In a sign of cooling growth, spot prices for ⁠DRAM chips eased last week, as “end-user demand struggled to absorb elevated prices,” said TrendForce Senior Vice President Avril Wu.

Spot DRAM prices refer to current market prices and trade at premiums over fixed-term contract prices.

These concerns, as well as the unveiling of memory-saving technology from Google ⁠called TurboQuant last month, have contributed to a ‌selloff in memory chip stocks, with Samsung’s shares losing 11% since the war began on February ⁠28.

That said, its shares are still up 61% this year, following a 125% jump the ​previous year.

HIGH BANDWIDTH ‌MEMORY GAINS GROUND

About a year ago, Samsung CEO apologised for its disappointing earnings and share ​price performance, after ⁠the tech giant lagged its rivals in supplying high bandwidth memory (HBM) chips critical to Nvidia’s AI chipsets.

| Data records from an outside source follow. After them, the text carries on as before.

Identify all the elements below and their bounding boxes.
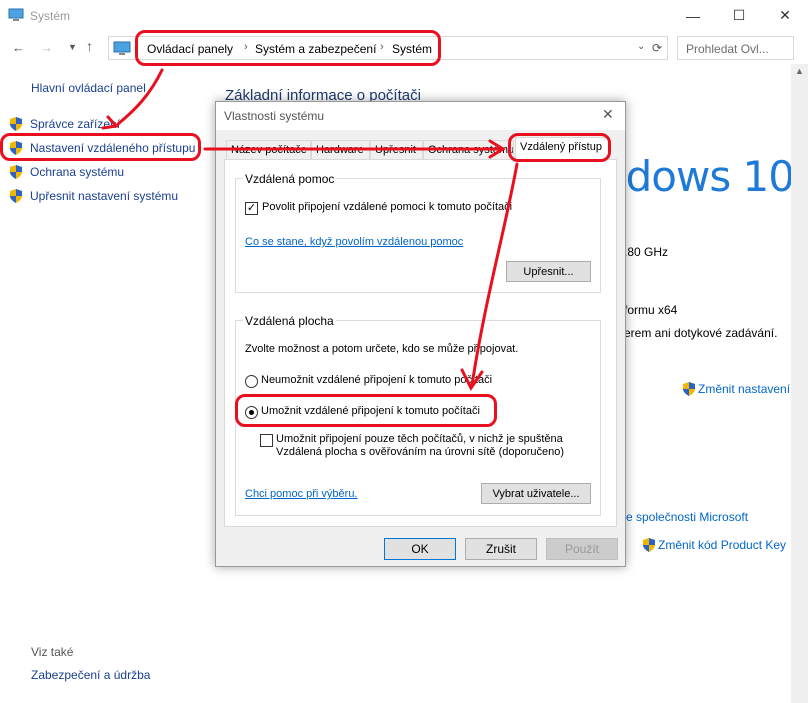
window-titlebar: Systém — ☐ ✕	[0, 0, 808, 31]
nla-label-line2: Vzdálená plocha s ověřováním na úrovni s…	[276, 446, 565, 458]
dialog-titlebar: Vlastnosti systému ✕	[216, 102, 625, 130]
remote-assistance-label: Vzdálená pomoc	[243, 172, 337, 186]
tab-hardware[interactable]: Hardware	[311, 140, 370, 160]
security-maintenance-link[interactable]: Zabezpečení a údržba	[31, 668, 150, 682]
annotation-remote-tab-highlight	[508, 133, 611, 162]
shield-icon	[643, 538, 655, 552]
allow-assistance-label: Povolit připojení vzdálené pomoci k tomu…	[262, 201, 513, 213]
remote-desktop-instruction: Zvolte možnost a potom určete, kdo se mů…	[245, 343, 519, 355]
scrollbar[interactable]: ▲	[791, 64, 808, 703]
assistance-help-link[interactable]: Co se stane, když povolím vzdálenou pomo…	[245, 236, 463, 248]
change-product-key-link[interactable]: Změnit kód Product Key	[658, 538, 786, 552]
control-panel-icon	[113, 41, 131, 55]
tab-computer-name[interactable]: Název počítače	[226, 140, 311, 160]
shield-icon	[10, 189, 22, 203]
maximize-button[interactable]: ☐	[716, 0, 762, 31]
recent-dropdown-icon[interactable]: ▼	[68, 42, 77, 52]
forward-icon[interactable]: →	[40, 40, 53, 55]
scroll-up-icon[interactable]: ▲	[795, 66, 804, 76]
dialog-title: Vlastnosti systému	[224, 109, 325, 123]
sidebar-item-advanced-settings[interactable]: Upřesnit nastavení systému	[30, 189, 178, 203]
up-icon[interactable]: ↑	[86, 38, 93, 54]
windows-logo-text: ndows 10	[600, 152, 795, 201]
arrow-to-sidebar	[116, 68, 164, 126]
deny-remote-radio[interactable]	[245, 375, 258, 388]
microsoft-license-link[interactable]: e společnosti Microsoft	[626, 510, 748, 524]
chevron-down-icon[interactable]: ⌄	[637, 41, 645, 52]
touch-text: erem ani dotykové zadávání.	[624, 326, 778, 340]
allow-assistance-checkbox[interactable]: ✓	[245, 202, 258, 215]
search-placeholder: Prohledat Ovl...	[686, 42, 769, 56]
sidebar-item-device-manager[interactable]: Správce zařízení	[30, 117, 120, 131]
window-title: Systém	[30, 9, 71, 23]
system-properties-dialog: Vlastnosti systému ✕ Název počítače Hard…	[215, 101, 626, 567]
cpu-speed-text: .80 GHz	[624, 245, 669, 259]
computer-icon	[8, 8, 24, 21]
shield-icon	[10, 117, 22, 131]
sidebar-item-system-protection[interactable]: Ochrana systému	[30, 165, 124, 179]
shield-icon	[10, 165, 22, 179]
cancel-button[interactable]: Zrušit	[465, 538, 537, 560]
refresh-icon[interactable]: ⟳	[652, 41, 662, 55]
annotation-allow-remote-highlight	[235, 394, 497, 427]
dialog-close-icon[interactable]: ✕	[602, 106, 614, 123]
apply-button[interactable]: Použít	[546, 538, 618, 560]
annotation-remote-settings-highlight	[0, 133, 201, 161]
deny-remote-label: Neumožnit vzdálené připojení k tomuto po…	[261, 374, 493, 386]
back-icon[interactable]: ←	[12, 40, 25, 55]
tab-advanced[interactable]: Upřesnit	[370, 140, 423, 160]
advanced-button[interactable]: Upřesnit...	[506, 261, 591, 282]
sidebar-home-link[interactable]: Hlavní ovládací panel	[31, 81, 146, 95]
annotation-breadcrumb-highlight	[135, 30, 441, 66]
close-button[interactable]: ✕	[762, 0, 808, 31]
see-also-label: Viz také	[31, 645, 74, 659]
select-users-button[interactable]: Vybrat uživatele...	[481, 483, 591, 504]
tab-system-protection[interactable]: Ochrana systému	[423, 140, 514, 160]
remote-tab-panel: Vzdálená pomoc ✓ Povolit připojení vzdál…	[224, 159, 617, 527]
search-input[interactable]: Prohledat Ovl...	[677, 36, 794, 60]
platform-text: formu x64	[624, 303, 678, 317]
nla-label-line1: Umožnit připojení pouze těch počítačů, v…	[276, 433, 563, 445]
minimize-button[interactable]: —	[670, 0, 716, 31]
choose-help-link[interactable]: Chci pomoc při výběru.	[245, 488, 358, 500]
ok-button[interactable]: OK	[384, 538, 456, 560]
shield-icon	[683, 382, 695, 396]
nla-checkbox[interactable]	[260, 434, 273, 447]
change-settings-link[interactable]: Změnit nastavení	[698, 382, 790, 396]
remote-desktop-label: Vzdálená plocha	[243, 314, 336, 328]
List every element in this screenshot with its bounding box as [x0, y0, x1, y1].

But Samsung has been narrowing the gap with South Korean rival SK Hynix with its latest HBM4 chips while benefiting from the rebound in traditional chip demand fueled by AI inference, which allows AI models like ChatGPT to generate responses in real time.

Last month, U.S. memory chip maker Micron Technology forecast third-quarter revenue above Wall Street expectations after posting record earnings in the second quarter on booming AI demand and tight supply.